"For myself," said he, "I should be pleased to have you with me. Are you ready to start at once? We hope to sail next week."

Max nodded.

"H'm," said the explorer, "I must ask Crouch. I think he's in the club."

He went to one of the green baize doors at the other end of the room, opened it, and looked in.

"Crouch," said he, "do you mind coming here a moment. There's something I want to ask you."

He then came back to his seat and filled another pipe. As he was engaged in lighting this, a green baize door swung back and there entered one of the most extraordinary men that it was ever the lot of the young medical student to behold.

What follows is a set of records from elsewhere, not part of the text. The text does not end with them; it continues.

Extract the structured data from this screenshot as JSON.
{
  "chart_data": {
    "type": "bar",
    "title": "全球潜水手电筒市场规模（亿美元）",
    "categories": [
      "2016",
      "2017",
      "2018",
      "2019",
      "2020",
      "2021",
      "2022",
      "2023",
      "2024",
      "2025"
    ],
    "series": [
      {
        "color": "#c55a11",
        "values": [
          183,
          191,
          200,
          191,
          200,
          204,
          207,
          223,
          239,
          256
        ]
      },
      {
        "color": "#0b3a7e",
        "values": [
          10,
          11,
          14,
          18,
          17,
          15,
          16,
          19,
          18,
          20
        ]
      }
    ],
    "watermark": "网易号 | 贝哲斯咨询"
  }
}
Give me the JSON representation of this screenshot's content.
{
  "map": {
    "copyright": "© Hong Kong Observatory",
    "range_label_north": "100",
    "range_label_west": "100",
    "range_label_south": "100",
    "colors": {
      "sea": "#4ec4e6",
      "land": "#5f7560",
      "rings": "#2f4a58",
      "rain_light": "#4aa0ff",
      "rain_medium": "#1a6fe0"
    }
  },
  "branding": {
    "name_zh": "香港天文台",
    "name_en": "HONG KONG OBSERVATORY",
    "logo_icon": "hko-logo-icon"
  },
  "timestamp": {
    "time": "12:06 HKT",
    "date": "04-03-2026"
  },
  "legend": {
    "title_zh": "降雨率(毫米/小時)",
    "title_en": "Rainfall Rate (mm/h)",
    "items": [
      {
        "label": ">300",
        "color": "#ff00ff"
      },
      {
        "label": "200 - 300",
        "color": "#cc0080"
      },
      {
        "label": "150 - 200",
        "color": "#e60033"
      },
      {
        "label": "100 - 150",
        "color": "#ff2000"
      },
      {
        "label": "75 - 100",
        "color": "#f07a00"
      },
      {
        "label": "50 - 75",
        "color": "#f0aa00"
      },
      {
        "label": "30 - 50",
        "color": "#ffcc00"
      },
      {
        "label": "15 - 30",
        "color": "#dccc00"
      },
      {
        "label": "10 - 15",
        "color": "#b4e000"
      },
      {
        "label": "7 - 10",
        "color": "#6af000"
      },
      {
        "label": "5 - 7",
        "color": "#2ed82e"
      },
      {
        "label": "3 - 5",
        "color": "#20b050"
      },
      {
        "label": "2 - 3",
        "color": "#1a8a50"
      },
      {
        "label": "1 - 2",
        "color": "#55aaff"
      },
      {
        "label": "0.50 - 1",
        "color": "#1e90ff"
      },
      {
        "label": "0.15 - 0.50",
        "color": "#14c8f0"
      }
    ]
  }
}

As we have said, the Explorers' Club was in Bond Street, and Captain Crouch was dressed after the fashion of a pilot; that is to say, he wore a navy-blue suit with brass buttons and a red tie. He was a very small man, and exceedingly thin. There seemed nothing of him. His head was almost entirely bald. He wore a small, bristling moustache, cut short like a tooth-brush, and a tuft of hair beneath his nether lip. His eyebrows were exceedingly dark, and met on the bridge of his nose. His skin was the colour of parchment, and wrinkled and creased in all directions. He had a large hook nose, and a chin of excessive prominence. Though he appeared entirely bloodless, there was something about him that suggested extreme vital energy--the kind of vitality which may be observed in a rat. He was an aggressive-looking man. Though he walked with a pronounced limp, he was quick in all his movements. His mouth was closed fast upon a pipe in which he smoked a kind of black tobacco which is called Bull's Eye Shag, one whiff of which would fumigate a greenhouse, killing every insect therein from an aphis to a spider. He reeked of this as a soap-factory smells of fat. In no other club in London would its consumption have been allowed; but the Explorers were accustomed to greater hardships than even the smell of Bull's Eye Shag.

"Well, Ted," said Crouch, "what's this?"

One eye, big and staring, was directed out of the window; the other, small, black and piercing, turned inwards upon Max in the most appalling squint.

"This is my nephew," said Harden; "Max Harden--Captain Crouch, my greatest friend."